CLDR Ticket #5866(closed defect: fixed)
LDML collation vs. U+0344 vs. overlap closure
|Reported by:||markus||Owned by:||markus|
Follow-up to ticket:5667. I looked at Richard's example for U+0344 again and realized that he had omitted some contractions from the canonical closure (see my reply on the unicode list 2013apr02). When those are added, the canonically-closed mappings, including the overlap closure which adds contractions from overlaps of input contractions and decomposition mappings, will collate FCD input the same as NFD input. (FCD minus Tibetan composite vowels but including U+0344.) However, the overlap-closed mappings collate some NFD input differently than non-overlap-closed mappings.

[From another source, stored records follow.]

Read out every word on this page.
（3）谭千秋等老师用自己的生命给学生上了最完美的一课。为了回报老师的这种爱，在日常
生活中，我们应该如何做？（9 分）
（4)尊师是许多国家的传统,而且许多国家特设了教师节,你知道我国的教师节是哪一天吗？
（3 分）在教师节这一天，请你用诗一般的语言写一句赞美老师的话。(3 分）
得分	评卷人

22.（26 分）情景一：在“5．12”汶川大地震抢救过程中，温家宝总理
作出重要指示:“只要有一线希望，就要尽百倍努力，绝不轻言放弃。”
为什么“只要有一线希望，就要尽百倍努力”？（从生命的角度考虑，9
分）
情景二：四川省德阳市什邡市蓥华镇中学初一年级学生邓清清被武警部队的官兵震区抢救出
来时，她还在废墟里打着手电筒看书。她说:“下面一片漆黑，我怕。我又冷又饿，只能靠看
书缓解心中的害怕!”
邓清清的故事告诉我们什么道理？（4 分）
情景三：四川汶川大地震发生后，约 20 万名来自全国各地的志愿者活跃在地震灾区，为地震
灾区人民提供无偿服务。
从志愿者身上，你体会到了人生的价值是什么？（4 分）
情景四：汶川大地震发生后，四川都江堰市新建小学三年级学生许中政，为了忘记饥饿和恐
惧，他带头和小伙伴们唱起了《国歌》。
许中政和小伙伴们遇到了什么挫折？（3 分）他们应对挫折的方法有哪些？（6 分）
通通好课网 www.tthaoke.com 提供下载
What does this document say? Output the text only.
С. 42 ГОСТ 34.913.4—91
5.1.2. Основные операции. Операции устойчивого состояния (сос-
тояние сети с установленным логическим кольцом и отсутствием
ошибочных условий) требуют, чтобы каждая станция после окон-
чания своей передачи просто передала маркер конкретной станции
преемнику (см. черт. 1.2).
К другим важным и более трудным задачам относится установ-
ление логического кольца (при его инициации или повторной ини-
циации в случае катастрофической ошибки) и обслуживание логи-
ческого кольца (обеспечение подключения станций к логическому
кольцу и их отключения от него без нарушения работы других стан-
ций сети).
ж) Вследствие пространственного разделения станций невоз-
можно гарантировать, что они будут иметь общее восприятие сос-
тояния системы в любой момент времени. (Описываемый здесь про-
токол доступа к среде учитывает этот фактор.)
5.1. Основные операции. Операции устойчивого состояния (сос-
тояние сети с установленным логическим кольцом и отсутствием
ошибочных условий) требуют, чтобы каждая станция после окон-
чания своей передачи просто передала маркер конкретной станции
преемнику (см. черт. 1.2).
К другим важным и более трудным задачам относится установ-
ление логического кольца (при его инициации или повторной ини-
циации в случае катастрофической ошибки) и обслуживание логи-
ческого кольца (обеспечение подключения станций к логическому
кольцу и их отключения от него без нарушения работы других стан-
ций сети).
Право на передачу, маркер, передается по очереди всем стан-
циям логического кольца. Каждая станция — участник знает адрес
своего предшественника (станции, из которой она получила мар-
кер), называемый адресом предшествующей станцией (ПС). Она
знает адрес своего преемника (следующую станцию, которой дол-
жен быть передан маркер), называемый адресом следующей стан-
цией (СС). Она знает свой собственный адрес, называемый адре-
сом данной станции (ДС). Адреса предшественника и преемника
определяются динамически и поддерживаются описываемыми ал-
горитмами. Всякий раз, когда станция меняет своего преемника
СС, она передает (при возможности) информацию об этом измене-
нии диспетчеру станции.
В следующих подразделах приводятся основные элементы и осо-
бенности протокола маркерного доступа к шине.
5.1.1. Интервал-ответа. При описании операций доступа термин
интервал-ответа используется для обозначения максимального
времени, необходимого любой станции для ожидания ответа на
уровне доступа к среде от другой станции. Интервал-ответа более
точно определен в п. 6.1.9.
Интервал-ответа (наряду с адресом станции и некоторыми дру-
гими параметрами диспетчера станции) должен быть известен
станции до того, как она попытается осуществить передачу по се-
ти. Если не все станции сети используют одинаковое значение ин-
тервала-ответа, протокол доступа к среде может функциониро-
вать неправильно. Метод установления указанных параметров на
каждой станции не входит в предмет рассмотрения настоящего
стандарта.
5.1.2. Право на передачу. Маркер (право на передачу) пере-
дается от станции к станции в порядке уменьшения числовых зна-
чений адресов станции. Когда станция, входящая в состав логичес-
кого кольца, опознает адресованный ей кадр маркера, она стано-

I think we should remove U+0344 from the FCD exclusions where I added it a few weeks ago. Instead, we should document that
- An implementation (like ICU currently) which does not add the overlap contractions will get some different FCD/NFD results (which the ICU User Guide lists as a limitation).
- An implementation that does add the overlaps will get some different results for NFD than an implementation that doesn't add the overlaps.
- Owner changed from anybody to markus
- Priority changed from assess to medium
- Status changed from new to assigned
- Milestone changed from UNSCH to 24final
- Status changed from assigned to reviewing
- Review set to mark